Die Entwicklung von HEDI richtet sich nach den Bedürfnissen der Zielgruppen vor Ort. Das Projekt verfolgt einen co-kreativen Ansatz: Hebammen, Ärzt*innen, Beratende und Behörden sowie Schwangere und junge Familien werden direkt in den Entwicklungsprozess einbezogen.

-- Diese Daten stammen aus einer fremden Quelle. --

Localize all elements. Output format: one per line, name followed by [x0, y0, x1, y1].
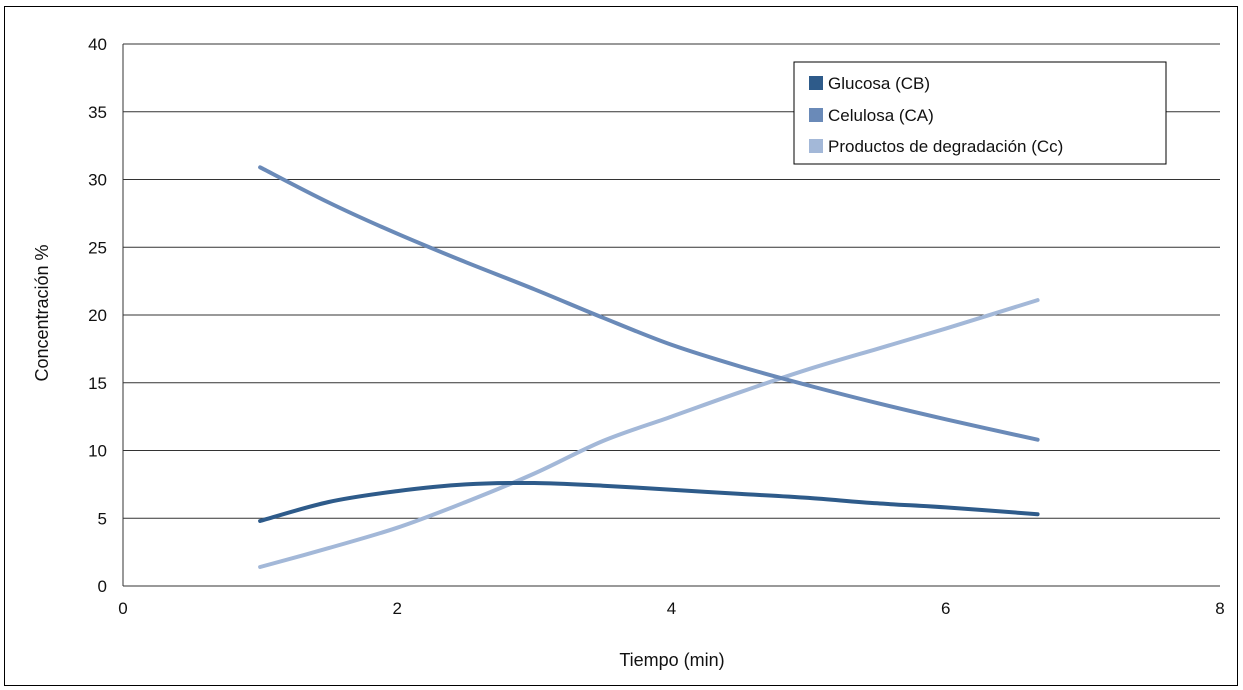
axes [122, 44, 1220, 587]
x-axis-title: Tiempo (min) [619, 650, 724, 670]
legend-label-productos: Productos de degradación (Cc) [828, 137, 1063, 156]
y-tick-label: 25 [88, 238, 107, 257]
x-tick-label: 8 [1215, 599, 1224, 618]
y-tick-label: 0 [98, 577, 107, 596]
y-tick-label: 20 [88, 306, 107, 325]
x-tick-label: 2 [393, 599, 402, 618]
legend-box [793, 61, 1167, 165]
legend-swatch-productos [809, 139, 823, 153]
legend-swatch-celulosa [809, 108, 823, 122]
legend-swatch-glucosa [809, 76, 823, 90]
y-tick-label: 30 [88, 171, 107, 190]
y-tick-label: 5 [98, 509, 107, 528]
series-line-glucosa [258, 480, 1040, 523]
y-tick-label: 35 [88, 103, 107, 122]
y-tick-label: 10 [88, 442, 107, 461]
legend: Glucosa (CB) Celulosa (CA) Productos de … [793, 61, 1167, 165]
y-tick-label: 40 [88, 35, 107, 54]
x-tick-label: 0 [118, 599, 127, 618]
legend-label-glucosa: Glucosa (CB) [828, 74, 930, 93]
legend-label-celulosa: Celulosa (CA) [828, 106, 934, 125]
series-line-productos [258, 298, 1040, 569]
x-tick-label: 6 [941, 599, 950, 618]
x-tick-labels: 0 2 4 6 8 [118, 599, 1224, 618]
y-axis-title: Concentración % [32, 244, 52, 381]
y-tick-labels: 0 5 10 15 20 25 30 35 40 [88, 35, 107, 596]
y-tick-label: 15 [88, 374, 107, 393]
series-lines [258, 165, 1040, 569]
x-tick-label: 4 [667, 599, 676, 618]
series-line-celulosa [258, 165, 1040, 442]
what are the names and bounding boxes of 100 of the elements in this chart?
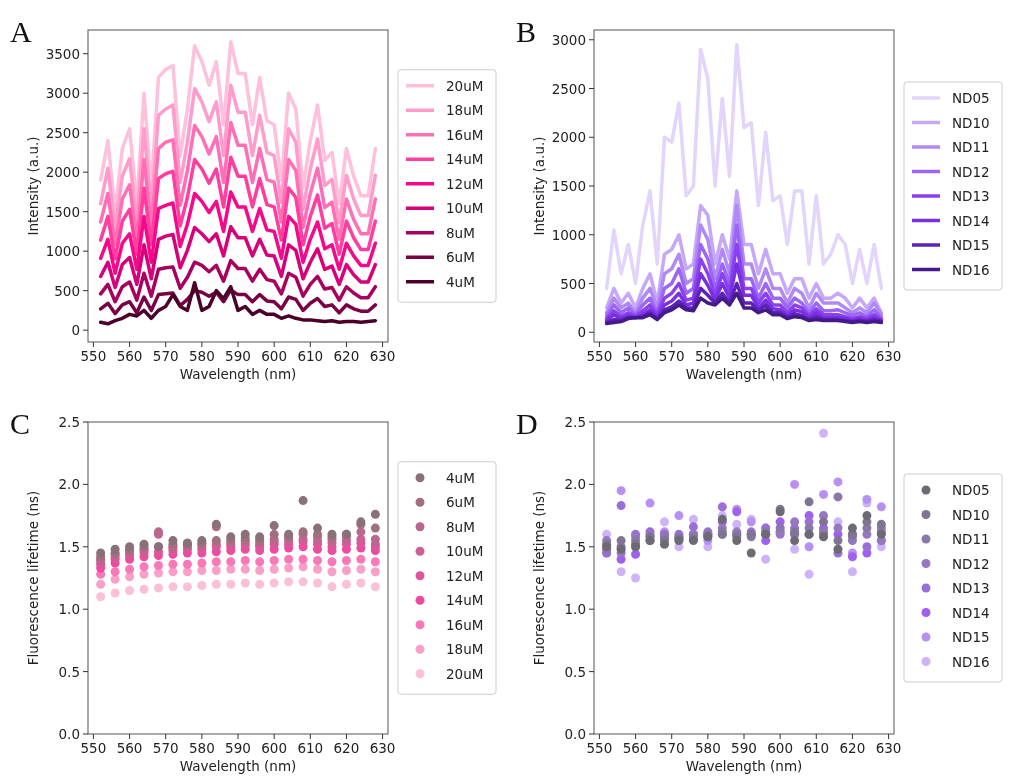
legend-label: ND13: [952, 580, 990, 596]
chart-title: D: [516, 407, 538, 440]
legend-label: ND11: [952, 139, 990, 155]
x-tick-label: 560: [116, 348, 143, 364]
legend-label: 6uM: [446, 494, 475, 511]
chart-title: B: [516, 15, 537, 48]
x-tick-label: 580: [694, 740, 721, 756]
legend-label: 16uM: [446, 616, 484, 633]
legend-label: 18uM: [446, 641, 484, 658]
y-tick-label: 1.0: [564, 601, 586, 618]
x-tick-label: 630: [875, 348, 902, 364]
y-tick-label: 500: [54, 282, 80, 299]
y-tick-label: 500: [560, 275, 586, 292]
x-tick-label: 570: [152, 740, 179, 756]
x-tick-label: 580: [694, 348, 721, 364]
y-tick-label: 2500: [45, 124, 80, 141]
x-tick-label: 620: [333, 740, 360, 756]
legend-label: ND14: [952, 604, 990, 621]
legend-label: ND16: [952, 653, 990, 670]
y-tick-label: 2.0: [564, 476, 586, 493]
legend-label: 8uM: [446, 518, 475, 535]
legend-label: 10uM: [446, 543, 484, 560]
y-tick-label: 1500: [551, 178, 586, 194]
y-tick-label: 2000: [45, 164, 80, 181]
x-tick-label: 590: [225, 348, 251, 364]
legend-label: ND05: [952, 90, 990, 106]
x-tick-label: 610: [803, 348, 830, 364]
legend-label: ND14: [952, 212, 990, 229]
x-axis-title: Wavelength (nm): [179, 366, 297, 382]
legend-label: 12uM: [446, 175, 484, 192]
x-tick-label: 590: [225, 740, 251, 756]
y-tick-label: 1000: [551, 226, 586, 243]
legend-label: 6uM: [446, 249, 475, 266]
x-tick-label: 610: [803, 740, 830, 756]
legend-label: 16uM: [446, 126, 484, 143]
x-tick-label: 600: [261, 740, 288, 756]
legend-label: 8uM: [446, 224, 475, 241]
y-axis-title: Intensity (a.u.): [25, 136, 41, 236]
legend-label: 20uM: [446, 77, 484, 94]
legend-label: ND10: [952, 114, 990, 131]
y-tick-label: 1500: [45, 203, 80, 220]
x-tick-label: 550: [80, 740, 107, 756]
x-tick-label: 590: [731, 348, 757, 364]
y-tick-label: 1000: [45, 243, 80, 260]
x-tick-label: 550: [80, 348, 107, 364]
x-tick-label: 630: [369, 348, 396, 364]
y-tick-label: 0: [577, 324, 586, 341]
legend-label: ND13: [952, 188, 990, 204]
y-tick-label: 2.5: [58, 414, 80, 430]
x-tick-label: 620: [839, 740, 866, 756]
legend-label: ND05: [952, 482, 990, 498]
legend-label: ND15: [952, 237, 990, 253]
legend-label: 10uM: [446, 200, 484, 217]
legend-label: 14uM: [446, 592, 484, 609]
x-tick-label: 590: [731, 740, 757, 756]
y-tick-label: 0.0: [58, 726, 80, 742]
legend-label: ND12: [952, 163, 990, 180]
x-tick-label: 570: [152, 348, 179, 364]
x-tick-label: 570: [658, 740, 685, 756]
x-tick-label: 570: [658, 348, 685, 364]
legend-label: ND12: [952, 555, 990, 572]
x-axis-title: Wavelength (nm): [685, 366, 803, 382]
x-tick-label: 560: [622, 348, 649, 364]
legend-label: 18uM: [446, 102, 484, 119]
x-tick-label: 580: [188, 348, 215, 364]
x-tick-label: 600: [767, 348, 794, 364]
chart-title: C: [10, 407, 31, 440]
y-axis-title: Fluorescence lifetime (ns): [25, 490, 41, 666]
y-tick-label: 2500: [551, 80, 586, 97]
y-tick-label: 1.5: [58, 538, 80, 555]
y-tick-label: 0.5: [564, 663, 586, 680]
x-tick-label: 620: [839, 348, 866, 364]
y-tick-label: 2000: [551, 129, 586, 146]
x-tick-label: 610: [297, 348, 324, 364]
y-tick-label: 0.5: [58, 663, 80, 680]
legend-label: ND10: [952, 506, 990, 523]
legend-label: 14uM: [446, 151, 484, 168]
x-tick-label: 620: [333, 348, 360, 364]
x-tick-label: 600: [261, 348, 288, 364]
legend-label: 4uM: [446, 273, 475, 290]
chart-title: A: [10, 15, 32, 48]
x-tick-label: 550: [586, 740, 613, 756]
legend-label: ND11: [952, 531, 990, 547]
y-axis-title: Intensity (a.u.): [531, 136, 547, 236]
x-tick-label: 550: [586, 348, 613, 364]
y-tick-label: 3000: [551, 31, 586, 48]
legend-label: ND16: [952, 261, 990, 278]
y-tick-label: 3500: [45, 45, 80, 62]
x-tick-label: 560: [622, 740, 649, 756]
y-tick-label: 1.0: [58, 601, 80, 618]
y-tick-label: 2.5: [564, 414, 586, 430]
y-tick-label: 0.0: [564, 726, 586, 742]
x-tick-label: 630: [875, 740, 902, 756]
legend-label: ND15: [952, 629, 990, 645]
y-tick-label: 0: [71, 322, 80, 339]
legend-label: 4uM: [446, 469, 475, 486]
legend-label: 20uM: [446, 665, 484, 682]
y-tick-label: 2.0: [58, 476, 80, 493]
y-tick-label: 1.5: [564, 538, 586, 555]
x-axis-title: Wavelength (nm): [685, 758, 803, 774]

Das HEDI-Team führt in diesem Sinne Interviews vor Ort, organisiert Workshops und stellt das Projekt in regionalen Netzwerken und Arbeitskreisen vor. Anregungen und Wünsche der Beteiligten werden in das Konzept der App integriert. Dieser Prozess wird wissenschaftlich begleitet und evaluiert durch das Soziologische Forschungsinstitut Göttingen (SOFI) und angereichert durch die Forschung des Kooperationsprojekts GenDis sowie zweier Bachelorabsolventinnen des dualen Studiengangs Pflege am Gesundheitscampus Göttingen.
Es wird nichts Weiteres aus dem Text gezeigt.